The little tipple has given me hours of confidence at times.  For even the most outwardly confident of us in the world have insecurities too and have hot flushes of anxiety when there is a hot blooded attraction in front of you.  There is that moment of “this person has something, they really have something that I like….”.  And trust me, they are thinking the same thing about you.  Do trust me on that one.

Now whether that “like attracts like” is a moment in time, an eye flutter, a flirtation to keep energy in a situation alive, a stolen kiss, a one night shag, a life long “maybe”, or a life long partner, is totally up to you both.  All serves a purpose. What do they say, for a season, a reason or a lifetime! 

The other side of the laws of attraction I also said was the emotional, which I believe is a drawing of minds.  A connection that can have more fundamental impact on our lives.  A nonsexual connection that can open up some locked shop doors, or in real terms, open our eyes to a new vision, or ability to choose which path to take at the fork in the road. 

To have both physical and emotional attraction is pretty wonderful – and I’m sure a lot of you have experienced that.  But I honestly believe these connections are gifts that we give each other.  Friendships, soul mates, guiding lights in the night, healers, and strangers that offer the golden nuggets of insight that you may just need one day; all answering what our shop front signs are saying or asking of the world!   

I recently decided my shop front needed a good old revamp – a welcomed change of the façade I'd say. I swept the front door of the leaves, I cleaned up the cobwebs, soften the edges, brighten the colour, put some cozy chairs out front of the wide opened doors, the sign was shiny and attractive again, emotionally and physically.  I'd created space for new “stuff” to be welcomed in.  Actually I dumped a lot of shit in that spring clean -  I’d highly recommend it.  My shop front sign was on high beam! ....and.... hey presto..... once uncertain about my career, I’m now happy and at peace with my choices, once feeling isolated in this town, I feel so unbelievably loved and welcomed, attracting some likeminded very special friends that have held my hand and made me laugh so so much – and, I’ve opened myself to the new and well, we all love a good romance story… get this…....my eyes have widened, my heart has skipped a beat and my smile is so incredibly wide, my ears are tickled… I met someone really lovely.  Go figure!  Like attracts like! We'll see....  

I think I should start a business called “What’s your sign”….. maybe I could possibly help a lot people get the right messages out there!!!   
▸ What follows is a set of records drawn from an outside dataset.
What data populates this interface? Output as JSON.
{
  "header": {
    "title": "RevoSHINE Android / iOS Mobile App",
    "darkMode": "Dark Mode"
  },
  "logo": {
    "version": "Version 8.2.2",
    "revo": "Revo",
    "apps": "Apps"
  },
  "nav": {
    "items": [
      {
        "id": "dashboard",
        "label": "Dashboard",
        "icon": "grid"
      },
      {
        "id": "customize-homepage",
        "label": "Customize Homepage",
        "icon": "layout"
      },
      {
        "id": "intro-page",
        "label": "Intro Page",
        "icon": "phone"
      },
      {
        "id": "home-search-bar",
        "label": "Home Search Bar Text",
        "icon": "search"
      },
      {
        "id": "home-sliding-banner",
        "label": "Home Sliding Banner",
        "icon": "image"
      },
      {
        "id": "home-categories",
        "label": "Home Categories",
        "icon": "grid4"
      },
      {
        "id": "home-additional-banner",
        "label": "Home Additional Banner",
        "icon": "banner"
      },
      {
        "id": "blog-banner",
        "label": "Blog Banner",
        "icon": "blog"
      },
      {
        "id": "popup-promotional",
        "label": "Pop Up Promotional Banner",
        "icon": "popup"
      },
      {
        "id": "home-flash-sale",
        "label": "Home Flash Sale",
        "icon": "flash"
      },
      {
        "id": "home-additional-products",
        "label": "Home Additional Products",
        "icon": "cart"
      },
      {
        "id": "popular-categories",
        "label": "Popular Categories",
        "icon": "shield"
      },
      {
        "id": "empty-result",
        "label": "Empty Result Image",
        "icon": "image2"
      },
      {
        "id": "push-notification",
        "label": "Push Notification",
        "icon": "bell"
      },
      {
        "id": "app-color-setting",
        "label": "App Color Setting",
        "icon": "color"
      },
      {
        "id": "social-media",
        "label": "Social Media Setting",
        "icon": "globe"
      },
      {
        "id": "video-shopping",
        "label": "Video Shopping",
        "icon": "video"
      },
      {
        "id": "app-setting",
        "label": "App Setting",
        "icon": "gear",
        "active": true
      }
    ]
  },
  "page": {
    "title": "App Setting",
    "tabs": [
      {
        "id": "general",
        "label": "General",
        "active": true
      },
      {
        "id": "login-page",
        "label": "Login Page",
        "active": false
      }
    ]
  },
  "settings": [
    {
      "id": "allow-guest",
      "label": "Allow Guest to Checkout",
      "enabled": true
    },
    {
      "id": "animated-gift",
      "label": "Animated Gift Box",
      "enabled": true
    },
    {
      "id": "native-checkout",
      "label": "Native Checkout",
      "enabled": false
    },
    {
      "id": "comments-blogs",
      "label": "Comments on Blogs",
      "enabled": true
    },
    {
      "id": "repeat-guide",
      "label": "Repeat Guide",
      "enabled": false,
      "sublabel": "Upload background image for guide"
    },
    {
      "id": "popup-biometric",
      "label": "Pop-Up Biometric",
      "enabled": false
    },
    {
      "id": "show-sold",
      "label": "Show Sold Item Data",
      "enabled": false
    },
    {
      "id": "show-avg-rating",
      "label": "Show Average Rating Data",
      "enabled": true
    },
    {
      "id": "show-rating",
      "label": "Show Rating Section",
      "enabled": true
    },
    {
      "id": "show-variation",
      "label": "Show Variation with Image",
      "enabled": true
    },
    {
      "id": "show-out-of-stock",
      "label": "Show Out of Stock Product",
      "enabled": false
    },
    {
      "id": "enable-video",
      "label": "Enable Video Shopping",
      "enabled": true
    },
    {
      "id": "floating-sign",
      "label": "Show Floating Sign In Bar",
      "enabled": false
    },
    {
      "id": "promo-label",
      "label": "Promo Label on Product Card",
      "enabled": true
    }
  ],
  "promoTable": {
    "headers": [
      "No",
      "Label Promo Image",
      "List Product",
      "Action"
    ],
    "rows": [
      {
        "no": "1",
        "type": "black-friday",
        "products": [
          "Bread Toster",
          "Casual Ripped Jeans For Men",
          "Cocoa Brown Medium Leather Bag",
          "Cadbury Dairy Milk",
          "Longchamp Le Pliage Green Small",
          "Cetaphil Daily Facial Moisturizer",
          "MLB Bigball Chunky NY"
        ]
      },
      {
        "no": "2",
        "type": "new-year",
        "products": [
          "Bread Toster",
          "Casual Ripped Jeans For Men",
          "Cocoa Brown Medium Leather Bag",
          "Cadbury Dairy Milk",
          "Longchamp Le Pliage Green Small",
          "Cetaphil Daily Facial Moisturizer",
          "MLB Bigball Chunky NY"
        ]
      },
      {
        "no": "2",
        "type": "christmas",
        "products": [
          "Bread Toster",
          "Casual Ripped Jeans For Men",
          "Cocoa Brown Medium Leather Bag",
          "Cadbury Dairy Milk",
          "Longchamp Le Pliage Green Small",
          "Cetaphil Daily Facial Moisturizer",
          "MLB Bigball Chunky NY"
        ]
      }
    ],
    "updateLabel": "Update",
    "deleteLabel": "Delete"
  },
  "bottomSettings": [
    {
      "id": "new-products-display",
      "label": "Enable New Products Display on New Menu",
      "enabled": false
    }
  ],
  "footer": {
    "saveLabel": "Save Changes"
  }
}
What does the sign on your shop front say today?

Cheers,

TBS

 p.s – I wrote this blog in Thailand, and I unfortunately left my SLR camera at the Phuket airport. When I realised on the plane what I'd done, my darling friend Karen said to me “don’t worry, laws of attraction, it will come back to you”.  She had no idea I’d written this blog.  So I put it out there and I believed in what she said. I thought it was a sign. And you know what, it did. I got a call a day later from Singapore airport saying that they had my camera!  You have to love the laws of attraction, it’s just the way it is!